Für Schilling ist die Kandidatur der Sprung von der Straße in die Politik. Eine "Berufspolitikerin" will sie aber nicht sofort werden.

STANDARD: Über Ihre Kandidatur wurde lange spekuliert. Was hat für Sie den Ausschlag gegeben, tatsächlich anzutreten?
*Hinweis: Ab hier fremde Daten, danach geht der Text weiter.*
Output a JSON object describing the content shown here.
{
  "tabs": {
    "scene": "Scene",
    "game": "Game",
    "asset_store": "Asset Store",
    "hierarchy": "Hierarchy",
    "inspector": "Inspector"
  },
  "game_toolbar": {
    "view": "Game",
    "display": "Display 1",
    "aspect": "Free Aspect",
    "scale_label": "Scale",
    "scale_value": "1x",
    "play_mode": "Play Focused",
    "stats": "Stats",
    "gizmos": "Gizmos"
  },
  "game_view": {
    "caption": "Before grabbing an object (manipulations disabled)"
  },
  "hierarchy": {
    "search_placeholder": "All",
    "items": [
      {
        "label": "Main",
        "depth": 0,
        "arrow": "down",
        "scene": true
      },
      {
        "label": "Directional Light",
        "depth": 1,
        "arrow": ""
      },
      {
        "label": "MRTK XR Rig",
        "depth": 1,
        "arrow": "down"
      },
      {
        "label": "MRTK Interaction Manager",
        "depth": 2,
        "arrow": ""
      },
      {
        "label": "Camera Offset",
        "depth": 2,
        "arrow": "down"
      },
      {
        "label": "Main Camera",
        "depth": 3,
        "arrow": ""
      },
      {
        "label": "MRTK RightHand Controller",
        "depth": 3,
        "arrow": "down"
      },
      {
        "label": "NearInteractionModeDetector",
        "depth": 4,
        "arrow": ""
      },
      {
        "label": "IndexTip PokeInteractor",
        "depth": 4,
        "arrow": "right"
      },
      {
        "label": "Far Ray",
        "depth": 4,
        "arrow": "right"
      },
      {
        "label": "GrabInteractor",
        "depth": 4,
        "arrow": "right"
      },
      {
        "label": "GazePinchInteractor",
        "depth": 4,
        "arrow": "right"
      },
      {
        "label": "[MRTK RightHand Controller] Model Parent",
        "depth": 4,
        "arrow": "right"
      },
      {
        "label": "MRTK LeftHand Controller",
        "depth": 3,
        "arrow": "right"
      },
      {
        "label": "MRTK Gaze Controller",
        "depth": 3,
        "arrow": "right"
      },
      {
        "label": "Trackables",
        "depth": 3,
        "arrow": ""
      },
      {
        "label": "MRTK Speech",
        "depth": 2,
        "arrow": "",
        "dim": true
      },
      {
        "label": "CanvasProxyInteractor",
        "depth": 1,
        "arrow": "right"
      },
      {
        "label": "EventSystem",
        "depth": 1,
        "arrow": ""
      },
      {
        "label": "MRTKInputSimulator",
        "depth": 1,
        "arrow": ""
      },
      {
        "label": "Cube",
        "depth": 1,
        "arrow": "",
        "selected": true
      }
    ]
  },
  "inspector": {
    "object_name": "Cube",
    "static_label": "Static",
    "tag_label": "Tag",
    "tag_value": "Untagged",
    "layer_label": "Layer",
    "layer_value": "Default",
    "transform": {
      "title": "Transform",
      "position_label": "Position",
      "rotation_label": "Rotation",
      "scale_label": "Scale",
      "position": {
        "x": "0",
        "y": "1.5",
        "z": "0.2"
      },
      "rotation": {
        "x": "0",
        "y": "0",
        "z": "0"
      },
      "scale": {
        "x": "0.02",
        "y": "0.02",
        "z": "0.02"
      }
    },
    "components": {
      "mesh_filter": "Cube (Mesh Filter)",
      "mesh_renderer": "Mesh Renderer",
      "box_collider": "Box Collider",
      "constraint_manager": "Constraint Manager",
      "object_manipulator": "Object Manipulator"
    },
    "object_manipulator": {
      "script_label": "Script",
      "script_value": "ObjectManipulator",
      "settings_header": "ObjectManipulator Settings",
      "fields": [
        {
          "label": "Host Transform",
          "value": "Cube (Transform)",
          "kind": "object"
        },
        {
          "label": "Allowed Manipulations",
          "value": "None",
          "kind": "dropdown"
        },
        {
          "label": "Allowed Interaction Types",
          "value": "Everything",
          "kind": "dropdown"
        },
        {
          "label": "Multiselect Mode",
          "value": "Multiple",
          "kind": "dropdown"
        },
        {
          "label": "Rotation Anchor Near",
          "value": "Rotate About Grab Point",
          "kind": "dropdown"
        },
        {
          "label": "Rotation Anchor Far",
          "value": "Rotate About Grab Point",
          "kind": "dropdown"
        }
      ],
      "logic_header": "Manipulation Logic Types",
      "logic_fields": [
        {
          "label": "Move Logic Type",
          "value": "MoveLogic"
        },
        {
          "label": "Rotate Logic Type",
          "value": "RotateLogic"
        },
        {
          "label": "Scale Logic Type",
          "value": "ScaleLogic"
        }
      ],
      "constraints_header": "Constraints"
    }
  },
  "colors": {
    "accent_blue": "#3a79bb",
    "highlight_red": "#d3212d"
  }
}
Schilling: Als Klimaaktivistin bin ich fünf Jahre auf die Straße gegangen. Wir haben in 150 Ländern zu Millionen gestreikt. Wir haben demonstriert, Petitionen und Volksbegehren gestartet. Wir haben Baustellen besetzt und Kohlegruben. Wir haben Baumhäuser gebaut, um Wälder zu besetzen. Die Frage war: Was ist der nächste Schritt? Was wir noch nicht versucht haben: dahin zu gehen, wo die Machthebel sind, wo die Klimawende und soziale Gerechtigkeit blockiert werden – in die Politik. Der Rechtsruck in Europa war definitiv auch ein Grund. Meine Kandidatur ist eine Kampfansage an Rechtspopulisten und Rechtsextreme. Außerdem: Ich will ein Gegenbild zu den vielen alten Männern sein, die bei dieser Wahl antreten – und als junge Frau in die Politik gehen.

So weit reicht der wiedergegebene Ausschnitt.